The China growth story is not over. Its growth is weaker than it has been in the past, but China is still a powerhouse. What will restore the market?Ultimately, the markets will recover if we start to see solid earnings from major companies, interest rates stabilize, and there’s a coherent policy globally in terms of interest rate increases. They’re not going to be frequent and sudden. But they’re going to be gradual. If China stabilizes, I could very well see the markets start to recover.
So what should investors do?There are two types of investors. There are always buy-and-hold investors, which is what I’ve always recommended. These are investors who build a portfolio. They tend to hold it, and make very few changes, and they adjust the portfolio with their change in lifestyle but not with the basis of changing economic conditions.
For those investors, the right thing is to get their asset allocation correct. They need to have the right mix of safety, income and growth. If they’ve found the last few days too frightening, then maybe they’ve got too high an equity exposure. I was just talking to an investor the other day who is quite sophisticated and I said, “What have you been doing the last few days?” He said, “Eric, I learned this from you. I just ignore what’s going on. I’ll check out my wealth level in a month or two, but I am not going to be making any changes on the fly.”
Then there are the momentum or trader type investors who have to outcast which way the markets are going. That’s a very, very tough call at a time like this. Where the markets are going to go in the near term, I don’t know. This level of volatility might continue for some time to come. So investors with active trading dispositions, you’re going to find a very, very tough market.
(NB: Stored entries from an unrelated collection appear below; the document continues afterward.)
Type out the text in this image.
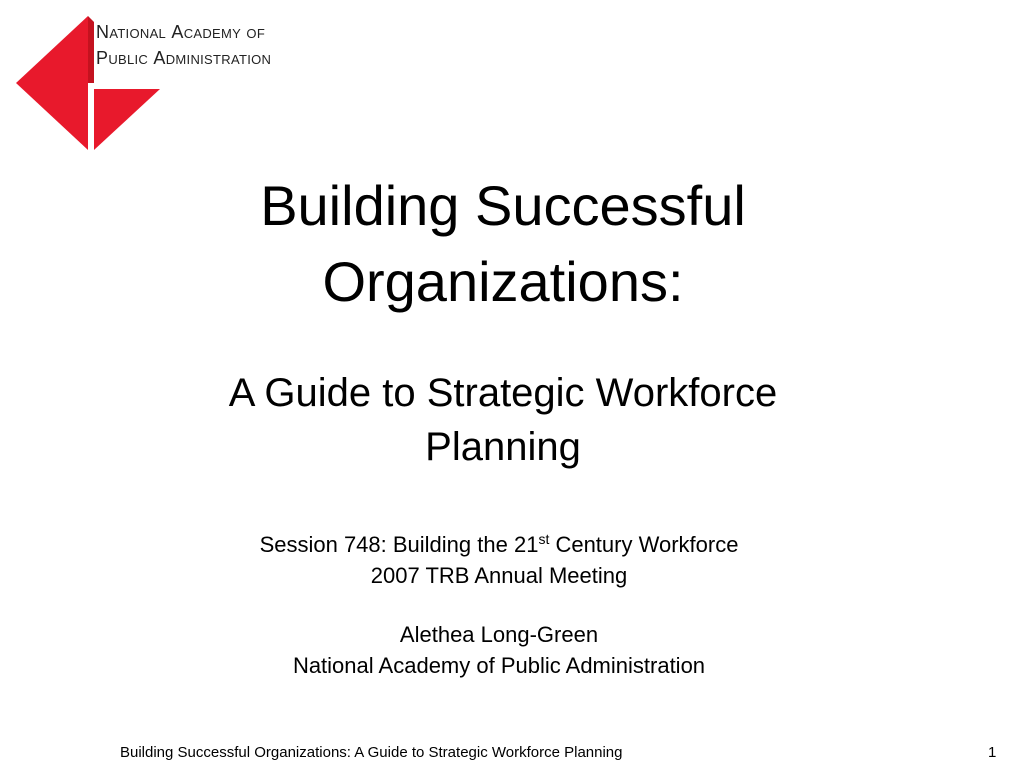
National Academy of
Public Administration
Building Successful
Organizations:
A Guide to Strategic Workforce
Planning
Session 748: Building the 21st Century Workforce
2007 TRB Annual Meeting
Alethea Long-Green
National Academy of Public Administration
Building Successful Organizations: A Guide to Strategic Workforce Planning	1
But what choices do investors have? Cash-earnings, putting the money in bonds, preferred shares? These have been disappointing for investors. So really, stocks have the most promise at a time like this. That shouldn’t mean you should overload your portfolio in stocks because you have to have the right mix. But investing has been very tough for the last few years because interest rates have been so low. You have to have the stomach for it. You have to have the ability not to read everything that’s happening, the ability to be patient and see through the short term volatility. At the same time, you have to have an appropriate mix that doesn’t leave you openly vulnerable to the market either.